William Virgil was almost 30 years behind bars after a crime he did not commit. After Kentucky police withheld evidence which could have exonerated him, Virgil was found guilty.
Yet Virgil won’t see any justice for that police misconduct, as he is now dead—the government roadblocks to his lawsuit so long and winding that they outlived him.
This is what qualified immunity allows. It’s a legal doctrine that permits local or state actors to violate you rights and not have to pay any civil penalties if they aren’t “clearly established”.
The cops in the middle of Virgil’s story are not to be outdone. DidDo not violate the “clearly established law”.
Retha Retha was attacked repeatedly and hit on her head with a knife, and then raped in Newport, Kentucky. Virgil, who had a relationship with Welch through Welch’s work at a prison ministry, was quickly identified as a suspect. He was convicted on the basis of circumstantial evidence and released only after DNA testing had excluded him from being the murderer.
It is not possible to determine whether Virgil would still have been in prison if it wasn’t for the government’s malfeasance. But the U.S. Court of Appeals for the 6th Circuit ruled in 2018 that it should have been plainly obvious to any reasonable police officer—even in 1988—that withholding evidence from a defendant is unconstitutional. Norman Wagner, a former Newport Police Department Officer refused to tell the court that he hired Joe Womack (a jailhouse informant) to testify in his favor against Virgil. Wagner allegedly provided Womack with details of the crime and offered to talk to the parole board if Womack consented. Wagner failed, together with Marc Brandt, to inform the defense of a possible serial killer investigation that could have been connected to Welch’s death and other suspects that had been identified.
“[Virgil]For the 6th Circuit, Judge Joan Larsen wrote in December 2018 that there were allegations that the officers attempted to frame him, that an inmate was coerced into testifying falsely that Virgil had confessed, and that they suppressed evidence about other suspects. If proven, such conduct would be a violation of bad faith, or the functional equivalent. Judge Joan Larsen for the 6th Circuit in December 2018 wrote that this was despite it being well known that officers were unable to suppress evidence regarding other suspects. IntentionallyConceal material or exculpatory evidence
Virgil died in January of this year—almost three years after that decision came down, and even longer after a lower court came to the same conclusion. The government tried to appeal, but his case was not allowed before a jury. Againto the exact same court, which had already ruled in Virgil’s favour.
“A reasonably trained police officer in 1988 would have certainly known that you have to disclose exculpatory evidence implicating other people in a homicide investigation,” says Elliot Slosar, an attorney at Loevy & Loevy, who is representing Virgil. That type of law was established in 1988 and 1968. We view their appeals as absurd because of this.
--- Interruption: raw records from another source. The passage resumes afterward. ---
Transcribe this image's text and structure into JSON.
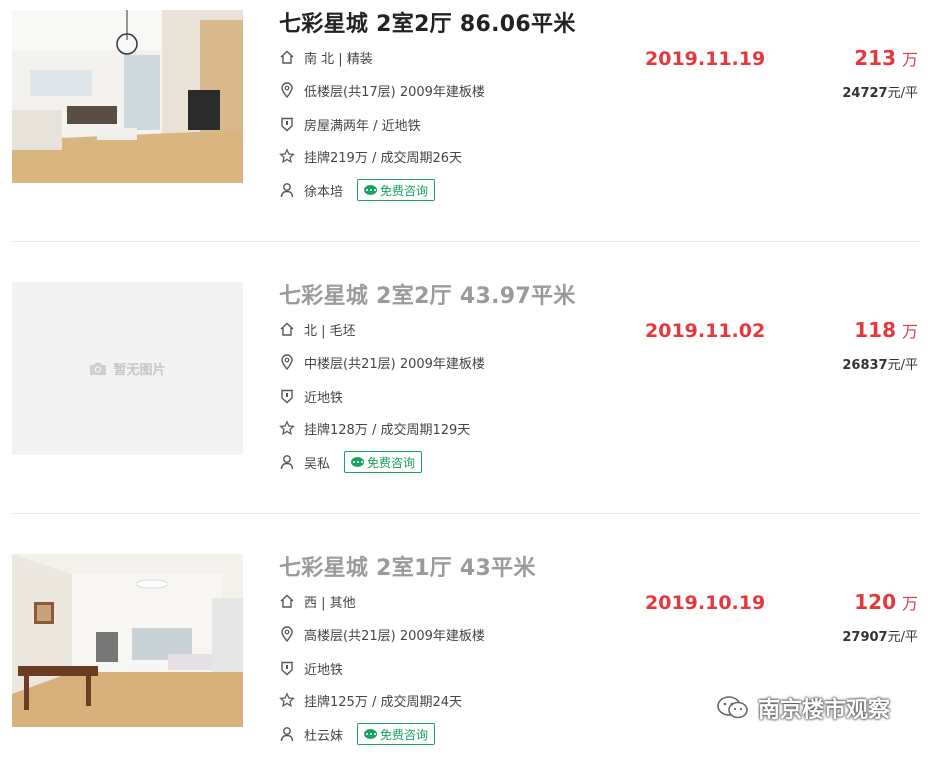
{
  "listings": [
    {
      "title": "七彩星城 2室2厅 86.06平米",
      "orientation": "南 北 | 精装",
      "floor": "低楼层(共17层) 2009年建板楼",
      "tags": "房屋满两年 / 近地铁",
      "listing_info": "挂牌219万 / 成交周期26天",
      "agent": "徐本培",
      "consult_label": "免费咨询",
      "deal_date": "2019.11.19",
      "total_price": "213",
      "total_unit": "万",
      "unit_price": "24727",
      "unit_price_suffix": "元/平",
      "has_image": true
    },
    {
      "title": "七彩星城 2室2厅 43.97平米",
      "orientation": "北 | 毛坯",
      "floor": "中楼层(共21层) 2009年建板楼",
      "tags": "近地铁",
      "listing_info": "挂牌128万 / 成交周期129天",
      "agent": "吴私",
      "consult_label": "免费咨询",
      "deal_date": "2019.11.02",
      "total_price": "118",
      "total_unit": "万",
      "unit_price": "26837",
      "unit_price_suffix": "元/平",
      "has_image": false,
      "no_image_text": "暂无图片"
    },
    {
      "title": "七彩星城 2室1厅 43平米",
      "orientation": "西 | 其他",
      "floor": "高楼层(共21层) 2009年建板楼",
      "tags": "近地铁",
      "listing_info": "挂牌125万 / 成交周期24天",
      "agent": "杜云妹",
      "consult_label": "免费咨询",
      "deal_date": "2019.10.19",
      "total_price": "120",
      "total_unit": "万",
      "unit_price": "27907",
      "unit_price_suffix": "元/平",
      "has_image": true
    }
  ],
  "watermark": "南京楼市观察",
  "icons": [
    "house-icon",
    "location-pin-icon",
    "shield-icon",
    "star-icon",
    "person-icon",
    "wechat-bubble-icon",
    "camera-icon"
  ],
  "colors": {
    "accent_red": "#e4393c",
    "consult_green": "#1aa260",
    "visited_title": "#9a9a9a"
  }
}
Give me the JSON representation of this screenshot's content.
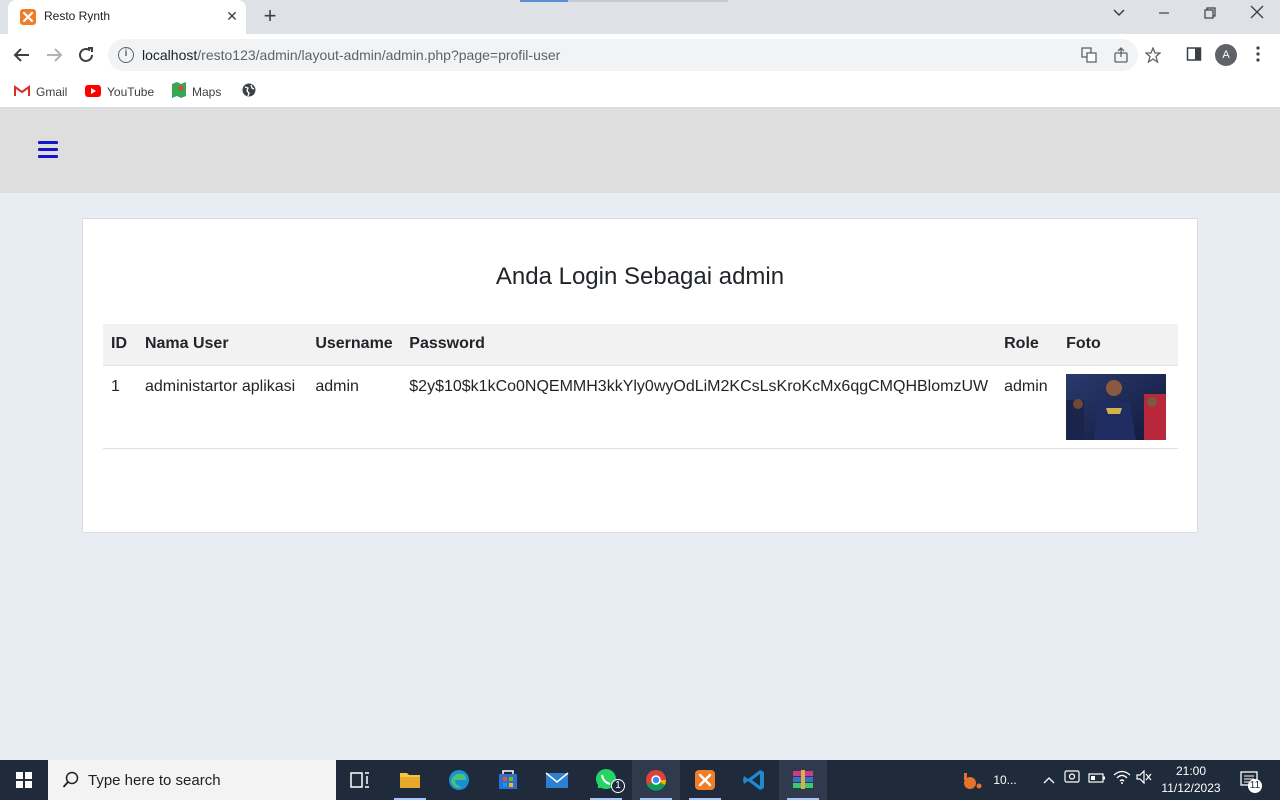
{
  "browser": {
    "tab_title": "Resto Rynth",
    "tab_close": "✕",
    "new_tab": "+",
    "url_host": "localhost",
    "url_path": "/resto123/admin/layout-admin/admin.php?page=profil-user",
    "profile_initial": "A"
  },
  "bookmarks": [
    {
      "label": "Gmail",
      "icon": "gmail-icon"
    },
    {
      "label": "YouTube",
      "icon": "youtube-icon"
    },
    {
      "label": "Maps",
      "icon": "maps-icon"
    }
  ],
  "page": {
    "title": "Anda Login Sebagai admin",
    "table": {
      "headers": [
        "ID",
        "Nama User",
        "Username",
        "Password",
        "Role",
        "Foto"
      ],
      "rows": [
        {
          "id": "1",
          "nama_user": "administartor aplikasi",
          "username": "admin",
          "password": "$2y$10$k1kCo0NQEMMH3kkYly0wyOdLiM2KCsLsKroKcMx6qgCMQHBlomzUW",
          "role": "admin",
          "foto": "user-photo"
        }
      ]
    }
  },
  "taskbar": {
    "search_placeholder": "Type here to search",
    "whatsapp_badge": "1",
    "weather_text": "10...",
    "time": "21:00",
    "date": "11/12/2023",
    "notification_count": "11"
  },
  "colors": {
    "accent_menu": "#1414c8",
    "page_bg": "#e8ecf3",
    "header_bg": "#dedede"
  }
}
In early 2016, the suit was filed for the first time. The estate of Virgil is unlikely to be brought to trial before 2023. Invoking special protections, the government will continue to delay a claim multiple courts have ruled should go to a jury trial. “Qualified immunity…enable[s]Clark Neily, the senior vice president for legal research at Cato Institute, says that defendants may have been accused of misconduct in an attempt to prolong the litigation. “Unfortunately, some plaintiffs do end up dying during litigation….It’s a real tragedy.” Meanwhile, Virgil overcoming qualified immunity did not entitle him to any sort of judgement—it merely afforded him the privilege to impanel his peers and state his case, something his cousin will now do in his stead.
Slosar states that William “just always wanted justice” and uses a wide range of terms to describe it. He wanted to be heard in court. He wanted to show the world how he had been framed for a crime that he didn’t commit. He wanted the public to be able to witness evidence about who committed this horrible murder. William wanted the police to hold these officers accountable for each day he was taken from his family or spent in wrongfully held cells.
For someone who was sentenced to 28 years for an unrelated murder, this is perhaps a reasonable list. Yet, asking for the government’s help in ending Virgil’s life seems too much.